A US judge has ruled that the Assad regime was responsible for the deliberate and unlawful killing of journalist Marie Colvin in 2012 and ordered it to pay more than $300 million in damages to her family.
“She was specifically targeted because of her profession, for the purpose of silencing those reporting on the growing opposition movement in the country,” DC District Court Judge Amy Berman Jackson wrote in her opinion, published Wednesday.
Colvin, an American who worked for Britain’s Sunday Times newspaper, was renowned for her reporting on the human toll of war and conflict. She was killed in a shelling attack in February 2012 while working in a makeshift press center in Homs, Syria.
In her ruling, Jackson wrote that the testimony from a defector from the Syrian intelligence services, taken with reports from those present at the attack, “shows officials at the highest level of the Syrian government carefully planned and executed the artillery assault on the Baba Amr Media Center for the specific purpose of killing the journalists inside.”
‘A resounding condemnation of the regime’
For Marie Colvin’s sister, the ruling was “more than (she) hoped for.”
“I thought it was such a resounding condemnation of the regime,” Cat Colvin told CNN on Thursday.
The family’s lawyer welcomed the ruling. “This is vindication for Marie Colvin’s family,” Scott Gilmore, the family’s lead counsel, said.
“This case really sends a very powerful signal to autocratic governments around the world that there are consequences for brazenly targeting journalists and pursuing a policy of censorship through violence,” he told CNN. “I think this decision is a strong rebuke to the wave of violence against journalists we’ve seen, most recently the killing of Jamal Khashoggi.”
In her ruling, Jackson wrote that “$150 million is the typical award per decedent.” However, she handed down a judgment for double that amount in punitive damages, noting that “the court must also consider the fact that Marie Colvin was a journalist who was killed by the Syrian government while reporting on the atrocities occurring during civil war.”
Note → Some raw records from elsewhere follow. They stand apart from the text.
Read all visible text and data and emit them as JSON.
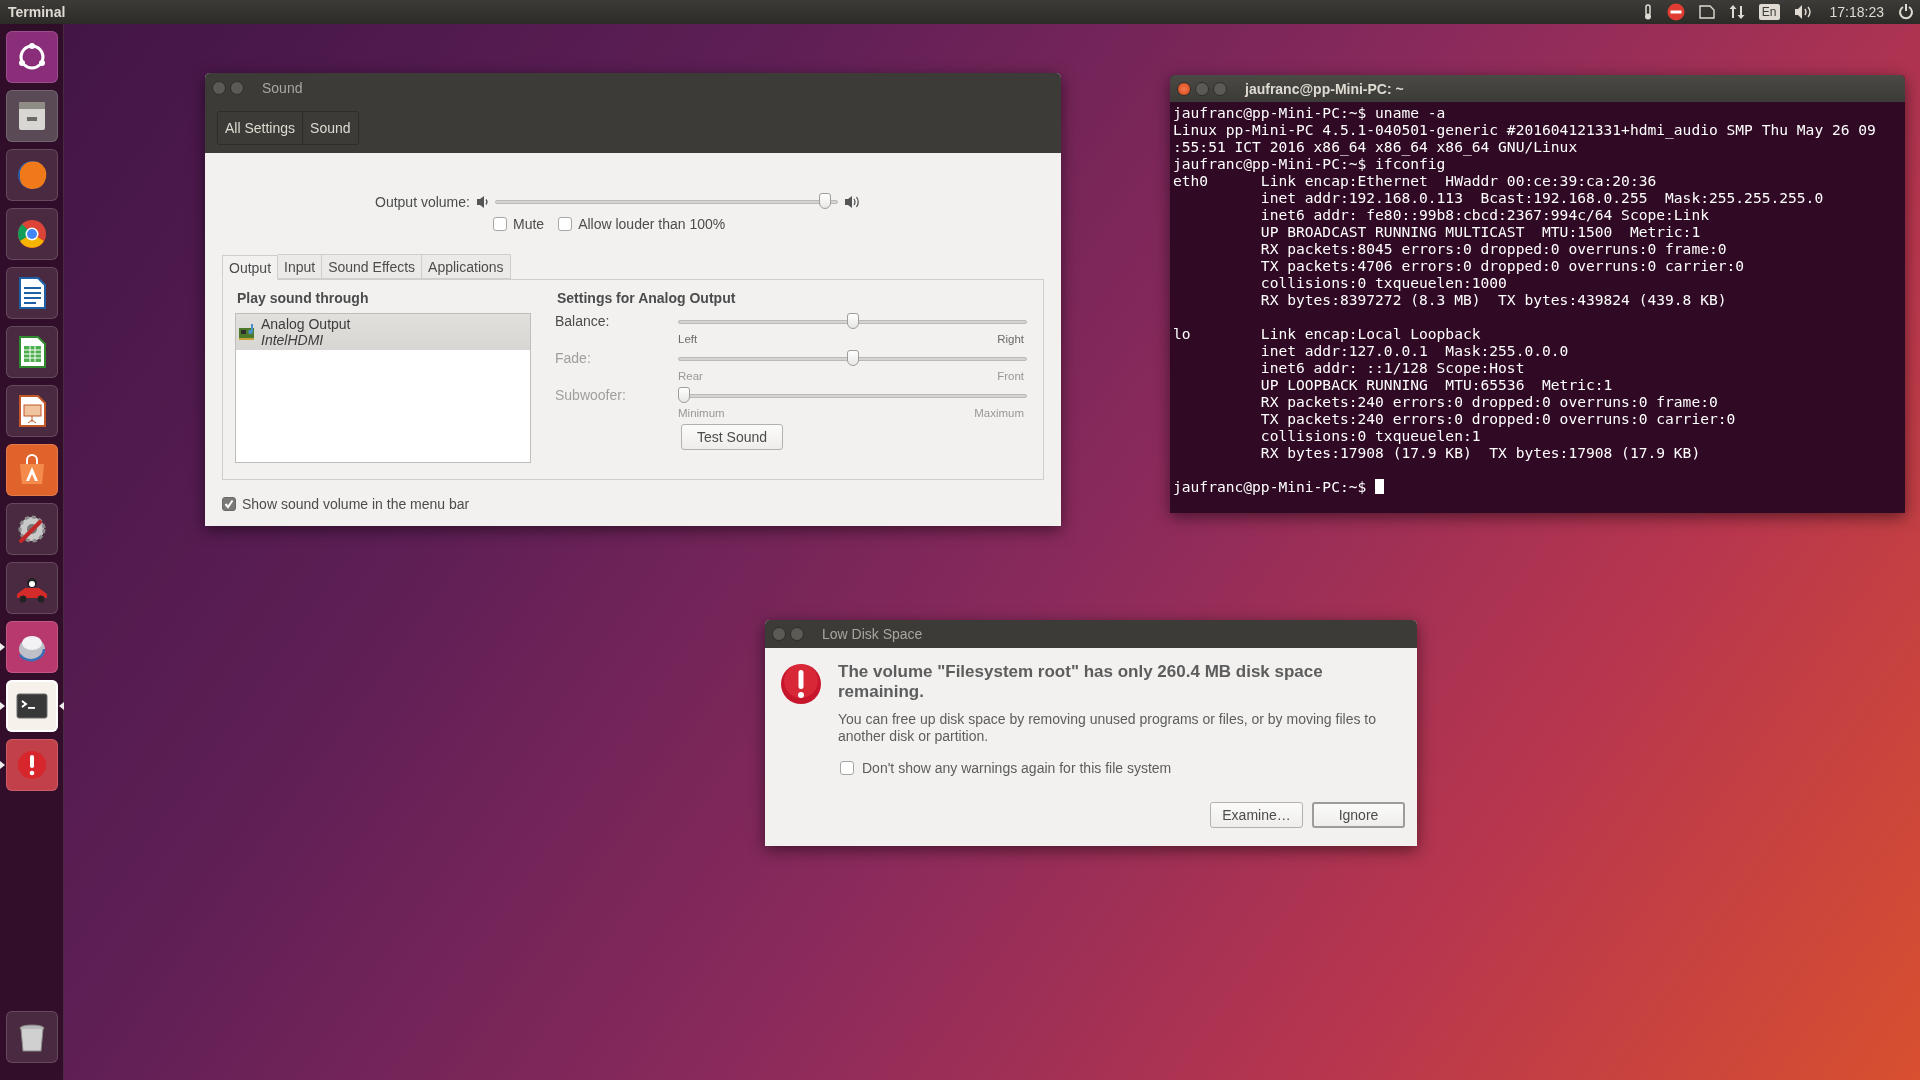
{
  "top_bar": {
    "app_title": "Terminal",
    "indicators": [
      {
        "kind": "thermometer"
      },
      {
        "kind": "no-entry"
      },
      {
        "kind": "card"
      },
      {
        "kind": "network"
      },
      {
        "kind": "keyboard",
        "text": "En"
      },
      {
        "kind": "volume"
      }
    ],
    "clock": "17:18:23",
    "power": {
      "kind": "power"
    }
  },
  "launcher": {
    "items": [
      {
        "kind": "dash",
        "running": false,
        "focused": false
      },
      {
        "kind": "files",
        "running": false,
        "focused": false
      },
      {
        "kind": "browser",
        "running": false,
        "focused": false
      },
      {
        "kind": "ring",
        "running": false,
        "focused": false
      },
      {
        "kind": "writer",
        "running": false,
        "focused": false
      },
      {
        "kind": "calc",
        "running": false,
        "focused": false
      },
      {
        "kind": "impress",
        "running": false,
        "focused": false
      },
      {
        "kind": "software",
        "running": false,
        "focused": false
      },
      {
        "kind": "settings",
        "running": false,
        "focused": false
      },
      {
        "kind": "racer",
        "running": false,
        "focused": false
      },
      {
        "kind": "disc",
        "running": true,
        "focused": false
      },
      {
        "kind": "terminal",
        "running": true,
        "focused": true
      },
      {
        "kind": "alert",
        "running": true,
        "focused": false
      }
    ],
    "trash": {
      "kind": "trash"
    }
  },
  "sound_window": {
    "title": "Sound",
    "breadcrumbs": [
      "All Settings",
      "Sound"
    ],
    "output_volume": {
      "label": "Output volume:",
      "level": 0.98
    },
    "options": [
      {
        "label": "Mute",
        "checked": false
      },
      {
        "label": "Allow louder than 100%",
        "checked": false
      }
    ],
    "tabs": [
      {
        "label": "Output",
        "selected": true
      },
      {
        "label": "Input",
        "selected": false
      },
      {
        "label": "Sound Effects",
        "selected": false
      },
      {
        "label": "Applications",
        "selected": false
      }
    ],
    "devices_heading": "Play sound through",
    "devices": [
      {
        "name": "Analog Output",
        "subtitle": "IntelHDMI",
        "selected": true
      }
    ],
    "settings_heading": "Settings for Analog Output",
    "sliders": [
      {
        "label": "Balance:",
        "min_label": "Left",
        "max_label": "Right",
        "level": 0.5,
        "disabled": false
      },
      {
        "label": "Fade:",
        "min_label": "Rear",
        "max_label": "Front",
        "level": 0.5,
        "disabled": true
      },
      {
        "label": "Subwoofer:",
        "min_label": "Minimum",
        "max_label": "Maximum",
        "level": 0,
        "disabled": true
      }
    ],
    "test_button": "Test Sound",
    "show_in_menu_bar": {
      "label": "Show sound volume in the menu bar",
      "checked": true
    }
  },
  "terminal": {
    "title": "jaufranc@pp-Mini-PC: ~",
    "sections": [
      {
        "lines": [
          "jaufranc@pp-Mini-PC:~$ uname -a",
          "Linux pp-Mini-PC 4.5.1-040501-generic #201604121331+hdmi_audio SMP Thu May 26 09",
          ":55:51 ICT 2016 x86_64 x86_64 x86_64 GNU/Linux",
          "jaufranc@pp-Mini-PC:~$ ifconfig",
          "eth0      Link encap:Ethernet  HWaddr 00:ce:39:ca:20:36",
          "          inet addr:192.168.0.113  Bcast:192.168.0.255  Mask:255.255.255.0",
          "          inet6 addr: fe80::99b8:cbcd:2367:994c/64 Scope:Link",
          "          UP BROADCAST RUNNING MULTICAST  MTU:1500  Metric:1",
          "          RX packets:8045 errors:0 dropped:0 overruns:0 frame:0",
          "          TX packets:4706 errors:0 dropped:0 overruns:0 carrier:0",
          "          collisions:0 txqueuelen:1000",
          "          RX bytes:8397272 (8.3 MB)  TX bytes:439824 (439.8 KB)"
        ]
      },
      {
        "lines": [
          "lo        Link encap:Local Loopback",
          "          inet addr:127.0.0.1  Mask:255.0.0.0",
          "          inet6 addr: ::1/128 Scope:Host",
          "          UP LOOPBACK RUNNING  MTU:65536  Metric:1",
          "          RX packets:240 errors:0 dropped:0 overruns:0 frame:0",
          "          TX packets:240 errors:0 dropped:0 overruns:0 carrier:0",
          "          collisions:0 txqueuelen:1",
          "          RX bytes:17908 (17.9 KB)  TX bytes:17908 (17.9 KB)"
        ]
      }
    ],
    "prompt": {
      "text": "jaufranc@pp-Mini-PC:~$",
      "cursor": true
    }
  },
  "disk_dialog": {
    "title": "Low Disk Space",
    "heading": "The volume \"Filesystem root\" has only 260.4 MB disk space remaining.",
    "body": "You can free up disk space by removing unused programs or files, or by moving files to another disk or partition.",
    "option": {
      "label": "Don't show any warnings again for this file system",
      "checked": false
    },
    "buttons": [
      {
        "label": "Examine…",
        "default": false
      },
      {
        "label": "Ignore",
        "default": true
      }
    ]
  }
}
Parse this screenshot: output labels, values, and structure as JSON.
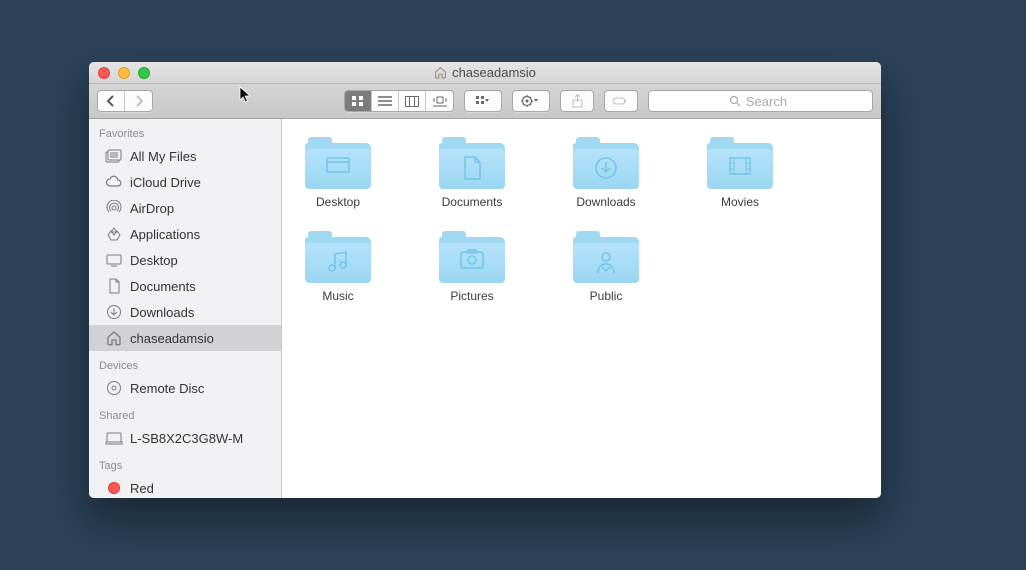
{
  "window": {
    "title": "chaseadamsio"
  },
  "search": {
    "placeholder": "Search"
  },
  "sidebar": {
    "sections": [
      {
        "header": "Favorites",
        "items": [
          {
            "label": "All My Files",
            "icon": "all-files"
          },
          {
            "label": "iCloud Drive",
            "icon": "cloud"
          },
          {
            "label": "AirDrop",
            "icon": "airdrop"
          },
          {
            "label": "Applications",
            "icon": "apps"
          },
          {
            "label": "Desktop",
            "icon": "desktop"
          },
          {
            "label": "Documents",
            "icon": "documents"
          },
          {
            "label": "Downloads",
            "icon": "downloads"
          },
          {
            "label": "chaseadamsio",
            "icon": "home",
            "selected": true
          }
        ]
      },
      {
        "header": "Devices",
        "items": [
          {
            "label": "Remote Disc",
            "icon": "disc"
          }
        ]
      },
      {
        "header": "Shared",
        "items": [
          {
            "label": "L-SB8X2C3G8W-M",
            "icon": "computer"
          }
        ]
      },
      {
        "header": "Tags",
        "items": [
          {
            "label": "Red",
            "icon": "tag-red"
          }
        ]
      }
    ]
  },
  "folders": [
    {
      "label": "Desktop",
      "glyph": "desktop"
    },
    {
      "label": "Documents",
      "glyph": "document"
    },
    {
      "label": "Downloads",
      "glyph": "download"
    },
    {
      "label": "Movies",
      "glyph": "movie"
    },
    {
      "label": "Music",
      "glyph": "music"
    },
    {
      "label": "Pictures",
      "glyph": "picture"
    },
    {
      "label": "Public",
      "glyph": "public"
    }
  ]
}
“By perpetrating a directed attack against the Media Center, Syria intended to intimidate journalists, inhibit newsgathering and the dissemination of information, and suppress dissent. A targeted murder of an American citizen, whose courageous work was not only important, but vital to our understanding of warzones and of wars generally, is outrageous, and therefore a punitive damages award that multiples the impact on the responsible state is warranted. This is particularly true given that Syria itself carried out the attack — it did not fund a third-party terrorist organization to do so.” she wrote.
Cat Colvin and Gilmore pursued the investigation into Marie Colvin’s death for years, meeting with defectors and eye-witnesses and working to obtain internal documents as proof that the killing was deliberate. They filed the wrongful death complaint into court in July 2016. Syrian President Bashar al-Assad never formally responded to the litigation — Gilmore said they had to serve process through diplomatic channels. However, Assad denied being involved in Marie Colvin’s death in an NBC News interview in 2016.
“It’s a war and she came illegally to Syria, she worked with the terrorists and because she came illegally, she’s responsible of everything that befell her,” Assad said.
Cat Colvin said she took that as a sign that he knew about their lawsuit.
“I’m very happy that I’m on his radar screen,” she told CNN. “I plan to do everything I can to keep annoying in whatever way I can by chasing after every penny of this judgment, by continuing to push for criminal charges to be brought.”
“I don’t have any illusions that this is going to change his life, but I also have no doubt he’s aware that we got an incredibly significant judgment against him,” Cat Colvin said.
Gilmore said that it could take many years to obtain the damages owed to the Colvin family, but that they would try to enforce them by “hunting down Syrian government assets, property, contracts.”
‘One person really can make a difference’
Cat Colvin said that she hopes her sister’s legacy will live on through the recognition of the importance of a free press and in the treatment of those escaping conflict and strife.
“One of the universal aspects of her career that I hope that everyone can take to heart is that one person really can make a difference,” she said. “During her life, she made a difference in so many lives by giving voice to refugees and victims of war.”
“And now after her death, I’m trying to make part of her legacy the importance of a free press and the dangers of targeting the press, silencing the press,” she said.
Gilmore echoed the impact of that legacy.
“Ultimately there has to be some answer to the atrocities that happened and continue to happen around the world. And I think the importance of Marie’s reporting one individual’s story might not end the conflict, but at least it continues to raise awareness,” he said.
“And we hope this case has the same effect,” he continued. “One finding that the Assad regime was responsible for this type of violation is not going to end other atrocities, but hopefully it will keep the awareness going, show support and solidarity for the innocent civilian victims and build momentum towards actually holding perpetrators responsible.”